The recently outed advanced persistent threat (APT) actor Sandman appears linked to China, SentinelOne, Microsoft, and PwC say in a joint report.
The hacking group was brought into the spotlight at the LABScon security conference, standing out because of the sophisticated modular backdoor LuaDream, which has been built using the cross-platform programming language Lua.
Initial reporting drew attention to Sandman’s targeting of telecom providers in the Middle East, Europe, and South Asia, likely for cyberespionage purposes, but did not link the activity to any known APTs.
The joint report, however, draws links between the observed Sandman APT attacks and the activity of STORM-0866/Red Dev 40, a suspected China-based threat actor known to be using the KeyPlug backdoor.
KeyPlug was initially detailed in March 2022 after being used by the Chinese state-sponsored group APT41 (also known as Barium, Brass Typhoon, Wicked Panda, Wicked Spider, Winnti) in attacks against a US government entity.
The malware was believed to be exclusive to APT41, but “Microsoft and PwC have subsequently identified at least three other developing clusters involving KeyPlug, including STORM-0866/Red Dev 40,” suggesting that it is, in fact, shared among multiple Chinese threat actors, SentinelOne notes.
LuaDream and KeyPlug have been observed on the same victim environments, and even on the same endpoints. In one attack, KeyPlug was deployed in May 2023, followed by LuaDream three months later, and both remained active simultaneously for roughly two weeks.
The investigation into these threats revealed overlaps in functionality and design, pointing to shared functional requirements and indicating potential shared development and infrastructure control and management practices.
“Our findings on Sandman indicate that the Lua development paradigm is being adopted by a broader set of cyberespionage threat actors for the modularity, portability, and simplicity that the Lua scripting language offers,” SentinelOne notes.

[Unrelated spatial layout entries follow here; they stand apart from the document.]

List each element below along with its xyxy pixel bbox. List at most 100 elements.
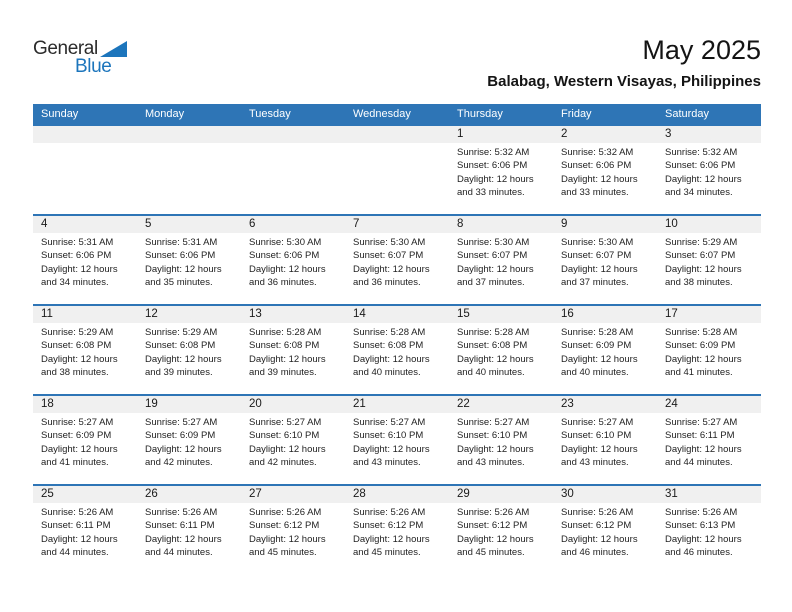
detail-line: Daylight: 12 hours [41, 443, 118, 455]
detail-line: Daylight: 12 hours [145, 263, 222, 275]
detail-line: and 40 minutes. [353, 367, 421, 379]
detail-line: Sunset: 6:12 PM [457, 520, 528, 532]
week-2-details: Sunrise: 5:31 AM Sunset: 6:06 PM Daylight:… [33, 233, 761, 304]
detail-line: Daylight: 12 hours [457, 263, 534, 275]
detail-line: Sunrise: 5:28 AM [561, 327, 634, 338]
detail-line: Daylight: 12 hours [561, 353, 638, 365]
detail-line: Sunset: 6:06 PM [665, 160, 736, 172]
detail-line: Sunset: 6:09 PM [665, 340, 736, 352]
detail-line: Sunrise: 5:32 AM [665, 147, 738, 158]
detail-line: Daylight: 12 hours [353, 353, 430, 365]
day-number-22: 22 [457, 398, 470, 410]
day-number-30: 30 [561, 488, 574, 500]
day-cell-7-details: Sunrise: 5:30 AM Sunset: 6:07 PM Daylight:… [345, 233, 449, 304]
detail-line: Daylight: 12 hours [457, 353, 534, 365]
week-5-band: 25 26 27 28 29 30 31 [33, 484, 761, 503]
detail-line: Sunset: 6:07 PM [561, 250, 632, 262]
day-cell-6-details: Sunrise: 5:30 AM Sunset: 6:06 PM Daylight:… [241, 233, 345, 304]
detail-line: Daylight: 12 hours [665, 533, 742, 545]
day-cell-31-details: Sunrise: 5:26 AM Sunset: 6:13 PM Daylight:… [657, 503, 761, 574]
detail-line: and 35 minutes. [145, 277, 213, 289]
week-2-band: 4 5 6 7 8 9 10 [33, 214, 761, 233]
day-header-tuesday: Tuesday [249, 108, 291, 120]
day-cell-30-details: Sunrise: 5:26 AM Sunset: 6:12 PM Daylight:… [553, 503, 657, 574]
day-cell-11-details: Sunrise: 5:29 AM Sunset: 6:08 PM Daylight:… [33, 323, 137, 394]
day-number-6: 6 [249, 218, 256, 230]
detail-line: and 40 minutes. [457, 367, 525, 379]
day-cell-26-details: Sunrise: 5:26 AM Sunset: 6:11 PM Daylight:… [137, 503, 241, 574]
day-header-thursday: Thursday [457, 108, 503, 120]
detail-line: Sunset: 6:08 PM [145, 340, 216, 352]
day-cell-13-details: Sunrise: 5:28 AM Sunset: 6:08 PM Daylight:… [241, 323, 345, 394]
month-title: May 2025 [642, 35, 761, 65]
detail-line: Daylight: 12 hours [249, 353, 326, 365]
detail-line: Daylight: 12 hours [665, 353, 742, 365]
detail-line: and 43 minutes. [561, 457, 629, 469]
detail-line: Sunrise: 5:30 AM [561, 237, 634, 248]
detail-line: Daylight: 12 hours [665, 173, 742, 185]
detail-line: Sunrise: 5:26 AM [457, 507, 530, 518]
day-header-wednesday: Wednesday [353, 108, 411, 120]
detail-line: Daylight: 12 hours [41, 263, 118, 275]
empty-day-details [33, 143, 137, 214]
day-cell-9-details: Sunrise: 5:30 AM Sunset: 6:07 PM Daylight:… [553, 233, 657, 304]
day-header-sunday: Sunday [41, 108, 79, 120]
day-number-5: 5 [145, 218, 152, 230]
week-4-details: Sunrise: 5:27 AM Sunset: 6:09 PM Daylight:… [33, 413, 761, 484]
calendar-table: Sunday Monday Tuesday Wednesday Thursday Frid… [33, 104, 761, 574]
detail-line: and 44 minutes. [41, 547, 109, 559]
detail-line: Sunset: 6:06 PM [145, 250, 216, 262]
detail-line: Daylight: 12 hours [665, 263, 742, 275]
day-cell-27-details: Sunrise: 5:26 AM Sunset: 6:12 PM Daylight:… [241, 503, 345, 574]
logo-row: General [33, 39, 127, 58]
logo-text-general: General [33, 38, 98, 59]
weeks-container: 1 2 3 Sunrise: 5:32 AM Sunset: 6:06 PM Daylig… [33, 124, 761, 574]
detail-line: Sunset: 6:08 PM [41, 340, 112, 352]
detail-line: Sunrise: 5:28 AM [249, 327, 322, 338]
detail-line: and 41 minutes. [41, 457, 109, 469]
detail-line: and 46 minutes. [561, 547, 629, 559]
day-cell-24-details: Sunrise: 5:27 AM Sunset: 6:11 PM Daylight:… [657, 413, 761, 484]
detail-line: and 34 minutes. [41, 277, 109, 289]
week-1-band: 1 2 3 [33, 124, 761, 143]
detail-line: Daylight: 12 hours [145, 443, 222, 455]
detail-line: and 44 minutes. [145, 547, 213, 559]
detail-line: Sunset: 6:06 PM [249, 250, 320, 262]
detail-line: Daylight: 12 hours [145, 533, 222, 545]
day-cell-20-details: Sunrise: 5:27 AM Sunset: 6:10 PM Daylight:… [241, 413, 345, 484]
detail-line: Sunset: 6:13 PM [665, 520, 736, 532]
day-number-21: 21 [353, 398, 366, 410]
detail-line: Sunset: 6:11 PM [41, 520, 111, 532]
day-number-19: 19 [145, 398, 158, 410]
detail-line: Daylight: 12 hours [561, 443, 638, 455]
day-number-24: 24 [665, 398, 678, 410]
detail-line: Daylight: 12 hours [353, 443, 430, 455]
detail-line: Sunset: 6:09 PM [41, 430, 112, 442]
day-number-26: 26 [145, 488, 158, 500]
day-cell-15-details: Sunrise: 5:28 AM Sunset: 6:08 PM Daylight:… [449, 323, 553, 394]
day-number-14: 14 [353, 308, 366, 320]
detail-line: and 45 minutes. [457, 547, 525, 559]
detail-line: Sunset: 6:06 PM [41, 250, 112, 262]
detail-line: Daylight: 12 hours [457, 533, 534, 545]
detail-line: Sunset: 6:10 PM [457, 430, 528, 442]
detail-line: and 37 minutes. [457, 277, 525, 289]
day-cell-12-details: Sunrise: 5:29 AM Sunset: 6:08 PM Daylight:… [137, 323, 241, 394]
detail-line: and 40 minutes. [561, 367, 629, 379]
day-cell-4-details: Sunrise: 5:31 AM Sunset: 6:06 PM Daylight:… [33, 233, 137, 304]
day-number-10: 10 [665, 218, 678, 230]
detail-line: and 33 minutes. [457, 187, 525, 199]
detail-line: Daylight: 12 hours [41, 533, 118, 545]
detail-line: Sunrise: 5:26 AM [353, 507, 426, 518]
detail-line: Sunrise: 5:27 AM [457, 417, 530, 428]
detail-line: Daylight: 12 hours [249, 263, 326, 275]
week-1-details: Sunrise: 5:32 AM Sunset: 6:06 PM Daylight:… [33, 143, 761, 214]
detail-line: Sunrise: 5:28 AM [457, 327, 530, 338]
detail-line: and 43 minutes. [353, 457, 421, 469]
detail-line: Sunrise: 5:28 AM [665, 327, 738, 338]
day-number-29: 29 [457, 488, 470, 500]
empty-day-cell [137, 126, 241, 143]
day-cell-22-details: Sunrise: 5:27 AM Sunset: 6:10 PM Daylight:… [449, 413, 553, 484]
detail-line: Sunrise: 5:26 AM [561, 507, 634, 518]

The security researchers were able to link the APTs through the use of digital certificates, IPs, cloud-based reverse proxy infrastructure, hosting providers, and domain naming conventions.
A comparison between KeyPlug and LuaDream has revealed the use of identical encrypting keys, similar high execution flaws, and direct overlaps in implementation, such as the support for the same protocols for command-and-control (C&C) communication.
“We assess that there are strong overlaps in operational infrastructure, targeting, and TTPs associating the Sandman APT with China-based adversaries using the KEYPLUG backdoor, STORM-0866/Red Dev 40 in particular. This highlights the complex nature of the Chinese threat landscape,” SentinelOne concludes.